Hi everybody,
First of all, I am running on DB2 for i5/OS V5R4. I have ROW_NUMBER(), RANK() and common table expressions. I do not have TOP n PERCENT or LIMIT OFFSET.
The actual data set I'm working with is hard to explain, so let's just say I have a weather history table where the columns are (city, temperature, timestamp)
. I want to compare medians to averages for each group (city)
.
This was the cleanest way I found to get a median for a whole table aggregation. I adapted it from the IBM Redbook here:
WITH base_t AS
( SELECT temp, row_number() over (order by temperature) AS rownum FROM t ),
count_t AS
( SELECT COUNT(temperature) + 1 AS base_count FROM base_t ),
median_t AS
( SELECT temperature FROM base_t, count_t
WHERE rownum in (FLOOR(base_count/2e0), CEILING(base_count/2e0)) )
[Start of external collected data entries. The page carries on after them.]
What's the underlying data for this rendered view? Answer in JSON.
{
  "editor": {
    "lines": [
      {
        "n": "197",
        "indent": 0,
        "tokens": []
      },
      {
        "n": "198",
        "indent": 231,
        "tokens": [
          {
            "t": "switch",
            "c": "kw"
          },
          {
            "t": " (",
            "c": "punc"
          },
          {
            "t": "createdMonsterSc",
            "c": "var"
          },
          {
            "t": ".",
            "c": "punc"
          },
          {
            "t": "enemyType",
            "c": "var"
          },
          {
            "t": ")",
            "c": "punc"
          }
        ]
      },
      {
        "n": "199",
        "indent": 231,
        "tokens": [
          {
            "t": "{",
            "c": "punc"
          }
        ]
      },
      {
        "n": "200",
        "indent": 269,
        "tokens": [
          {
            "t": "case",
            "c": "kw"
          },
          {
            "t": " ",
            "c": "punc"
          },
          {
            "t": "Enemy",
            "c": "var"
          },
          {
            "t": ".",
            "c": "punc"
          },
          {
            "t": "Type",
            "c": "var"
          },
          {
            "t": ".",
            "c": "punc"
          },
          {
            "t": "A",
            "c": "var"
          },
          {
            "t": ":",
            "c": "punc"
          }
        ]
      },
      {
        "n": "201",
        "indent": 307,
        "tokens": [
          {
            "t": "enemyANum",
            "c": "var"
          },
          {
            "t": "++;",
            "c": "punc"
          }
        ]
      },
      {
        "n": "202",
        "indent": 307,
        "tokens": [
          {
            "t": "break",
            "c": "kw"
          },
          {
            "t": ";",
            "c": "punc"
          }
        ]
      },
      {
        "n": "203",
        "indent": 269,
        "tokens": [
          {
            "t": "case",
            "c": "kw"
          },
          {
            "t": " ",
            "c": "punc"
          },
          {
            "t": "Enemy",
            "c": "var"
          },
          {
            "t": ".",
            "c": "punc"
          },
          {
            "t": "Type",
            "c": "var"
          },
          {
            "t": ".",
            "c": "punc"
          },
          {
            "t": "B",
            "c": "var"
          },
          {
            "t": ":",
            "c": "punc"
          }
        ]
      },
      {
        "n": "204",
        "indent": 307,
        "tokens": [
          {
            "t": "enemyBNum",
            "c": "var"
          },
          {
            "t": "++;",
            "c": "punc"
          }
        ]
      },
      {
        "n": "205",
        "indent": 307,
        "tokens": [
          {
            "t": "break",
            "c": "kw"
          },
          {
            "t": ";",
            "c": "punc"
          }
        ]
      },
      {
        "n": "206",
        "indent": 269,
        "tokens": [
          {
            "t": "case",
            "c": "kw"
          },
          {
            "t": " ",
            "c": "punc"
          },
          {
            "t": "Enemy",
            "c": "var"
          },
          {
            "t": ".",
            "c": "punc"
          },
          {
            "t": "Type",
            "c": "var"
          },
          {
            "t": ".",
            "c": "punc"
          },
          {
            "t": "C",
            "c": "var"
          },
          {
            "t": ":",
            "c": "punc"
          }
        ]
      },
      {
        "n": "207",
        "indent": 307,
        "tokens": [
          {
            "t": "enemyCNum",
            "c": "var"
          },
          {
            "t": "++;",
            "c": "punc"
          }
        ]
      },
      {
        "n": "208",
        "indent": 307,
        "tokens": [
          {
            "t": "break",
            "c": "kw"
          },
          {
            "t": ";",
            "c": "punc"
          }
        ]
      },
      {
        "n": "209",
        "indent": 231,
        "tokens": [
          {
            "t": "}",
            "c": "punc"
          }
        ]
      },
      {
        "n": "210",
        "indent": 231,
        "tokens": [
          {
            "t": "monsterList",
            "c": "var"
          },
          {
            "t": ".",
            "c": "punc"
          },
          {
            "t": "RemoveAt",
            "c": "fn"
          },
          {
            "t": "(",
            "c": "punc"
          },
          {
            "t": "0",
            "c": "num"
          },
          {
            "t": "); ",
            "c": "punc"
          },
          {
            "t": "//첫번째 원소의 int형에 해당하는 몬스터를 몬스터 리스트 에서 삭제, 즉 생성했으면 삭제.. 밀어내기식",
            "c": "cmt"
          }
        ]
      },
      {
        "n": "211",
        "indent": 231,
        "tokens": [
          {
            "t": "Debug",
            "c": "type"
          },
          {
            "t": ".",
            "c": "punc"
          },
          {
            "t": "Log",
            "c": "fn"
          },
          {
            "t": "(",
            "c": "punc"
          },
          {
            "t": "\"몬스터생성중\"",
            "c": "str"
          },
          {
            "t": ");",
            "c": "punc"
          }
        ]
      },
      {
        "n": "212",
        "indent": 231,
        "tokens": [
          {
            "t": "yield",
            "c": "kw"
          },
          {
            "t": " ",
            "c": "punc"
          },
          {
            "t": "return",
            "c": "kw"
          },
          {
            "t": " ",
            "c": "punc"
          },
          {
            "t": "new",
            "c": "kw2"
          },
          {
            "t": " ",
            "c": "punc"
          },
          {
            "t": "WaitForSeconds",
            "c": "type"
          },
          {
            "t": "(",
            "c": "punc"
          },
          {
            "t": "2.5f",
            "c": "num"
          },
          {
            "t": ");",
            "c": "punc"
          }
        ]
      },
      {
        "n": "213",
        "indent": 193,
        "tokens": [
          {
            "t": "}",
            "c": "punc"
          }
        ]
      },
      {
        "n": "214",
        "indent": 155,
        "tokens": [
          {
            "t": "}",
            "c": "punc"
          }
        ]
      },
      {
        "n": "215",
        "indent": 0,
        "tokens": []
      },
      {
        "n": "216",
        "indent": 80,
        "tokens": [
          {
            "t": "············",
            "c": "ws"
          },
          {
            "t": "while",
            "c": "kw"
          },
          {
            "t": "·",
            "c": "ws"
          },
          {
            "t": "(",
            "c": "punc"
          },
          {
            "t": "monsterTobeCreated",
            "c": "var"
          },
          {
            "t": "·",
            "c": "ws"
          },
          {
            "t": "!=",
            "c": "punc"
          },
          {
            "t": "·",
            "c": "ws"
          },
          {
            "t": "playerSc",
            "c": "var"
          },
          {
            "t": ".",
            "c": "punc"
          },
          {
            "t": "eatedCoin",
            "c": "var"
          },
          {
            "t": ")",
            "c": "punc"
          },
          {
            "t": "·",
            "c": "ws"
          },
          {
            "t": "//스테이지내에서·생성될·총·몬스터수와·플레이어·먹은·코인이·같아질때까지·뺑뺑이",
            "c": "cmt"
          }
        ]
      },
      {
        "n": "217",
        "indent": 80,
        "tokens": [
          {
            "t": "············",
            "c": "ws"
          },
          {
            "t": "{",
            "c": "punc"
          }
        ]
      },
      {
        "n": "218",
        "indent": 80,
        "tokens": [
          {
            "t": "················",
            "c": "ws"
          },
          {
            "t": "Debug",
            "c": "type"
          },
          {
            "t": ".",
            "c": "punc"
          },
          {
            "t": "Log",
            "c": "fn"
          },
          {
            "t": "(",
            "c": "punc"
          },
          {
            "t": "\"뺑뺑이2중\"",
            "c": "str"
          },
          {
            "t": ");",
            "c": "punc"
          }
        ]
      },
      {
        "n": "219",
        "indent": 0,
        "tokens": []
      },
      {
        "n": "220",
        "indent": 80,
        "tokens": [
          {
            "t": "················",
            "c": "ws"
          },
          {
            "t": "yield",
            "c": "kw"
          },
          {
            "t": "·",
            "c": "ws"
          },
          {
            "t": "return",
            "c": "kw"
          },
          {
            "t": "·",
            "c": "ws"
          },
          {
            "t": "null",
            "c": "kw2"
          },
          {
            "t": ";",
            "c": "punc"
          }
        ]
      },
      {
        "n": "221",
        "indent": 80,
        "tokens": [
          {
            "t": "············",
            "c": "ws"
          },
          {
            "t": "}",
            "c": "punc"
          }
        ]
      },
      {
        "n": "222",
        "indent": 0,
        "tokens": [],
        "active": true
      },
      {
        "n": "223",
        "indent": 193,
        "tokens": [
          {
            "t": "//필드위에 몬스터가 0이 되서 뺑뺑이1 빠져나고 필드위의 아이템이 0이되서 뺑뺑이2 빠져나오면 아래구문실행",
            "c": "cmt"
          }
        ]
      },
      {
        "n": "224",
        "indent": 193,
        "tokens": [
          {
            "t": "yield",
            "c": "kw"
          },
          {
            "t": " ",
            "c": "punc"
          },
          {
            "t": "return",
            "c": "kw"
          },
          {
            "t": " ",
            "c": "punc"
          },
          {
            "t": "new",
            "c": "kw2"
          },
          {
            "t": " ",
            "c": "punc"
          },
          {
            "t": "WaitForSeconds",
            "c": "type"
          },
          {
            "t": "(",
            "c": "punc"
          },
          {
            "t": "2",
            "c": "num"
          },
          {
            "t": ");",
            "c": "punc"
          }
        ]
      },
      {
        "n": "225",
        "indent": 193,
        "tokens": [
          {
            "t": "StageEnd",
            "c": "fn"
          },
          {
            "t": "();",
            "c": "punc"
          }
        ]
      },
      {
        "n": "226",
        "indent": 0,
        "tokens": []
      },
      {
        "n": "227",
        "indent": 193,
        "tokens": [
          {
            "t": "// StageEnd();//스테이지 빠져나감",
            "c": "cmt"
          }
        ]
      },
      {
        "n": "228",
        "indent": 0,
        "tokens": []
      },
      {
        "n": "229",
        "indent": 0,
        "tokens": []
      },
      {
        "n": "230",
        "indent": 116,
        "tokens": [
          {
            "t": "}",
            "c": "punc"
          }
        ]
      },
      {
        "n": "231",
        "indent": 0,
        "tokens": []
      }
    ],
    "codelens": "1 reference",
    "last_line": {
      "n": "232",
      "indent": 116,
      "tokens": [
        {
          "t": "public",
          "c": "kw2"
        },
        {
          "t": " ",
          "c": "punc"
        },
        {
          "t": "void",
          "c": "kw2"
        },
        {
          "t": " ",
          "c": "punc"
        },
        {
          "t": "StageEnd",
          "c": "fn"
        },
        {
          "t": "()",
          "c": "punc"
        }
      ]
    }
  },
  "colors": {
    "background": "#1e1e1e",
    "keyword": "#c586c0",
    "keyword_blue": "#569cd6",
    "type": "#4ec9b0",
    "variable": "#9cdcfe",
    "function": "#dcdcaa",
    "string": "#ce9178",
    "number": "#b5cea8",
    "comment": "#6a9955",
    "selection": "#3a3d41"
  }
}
SELECT DECIMAL(AVG(temperature),10,2) AS median FROM median_t
That works well for getting a single row back, but it seems to fall apart for grouping. Conceptually, this is what I want:
SELECT city, AVG(temperature), MEDIAN(temperature) FROM ...
city | mean_temp | median_temp
===================================================
'Minneapolis' | 60 | 64
'Milwaukee' | 65 | 66
'Muskegon' | 70 | 61
There could be an answer that makes me look stupid, but I'm having a mental block and this isn't my #1 thing to work on right now. Seems like it could be possible, but I can't use something that's extremely complex since it's a large table and I want the ability to customize which columns are being aggregated.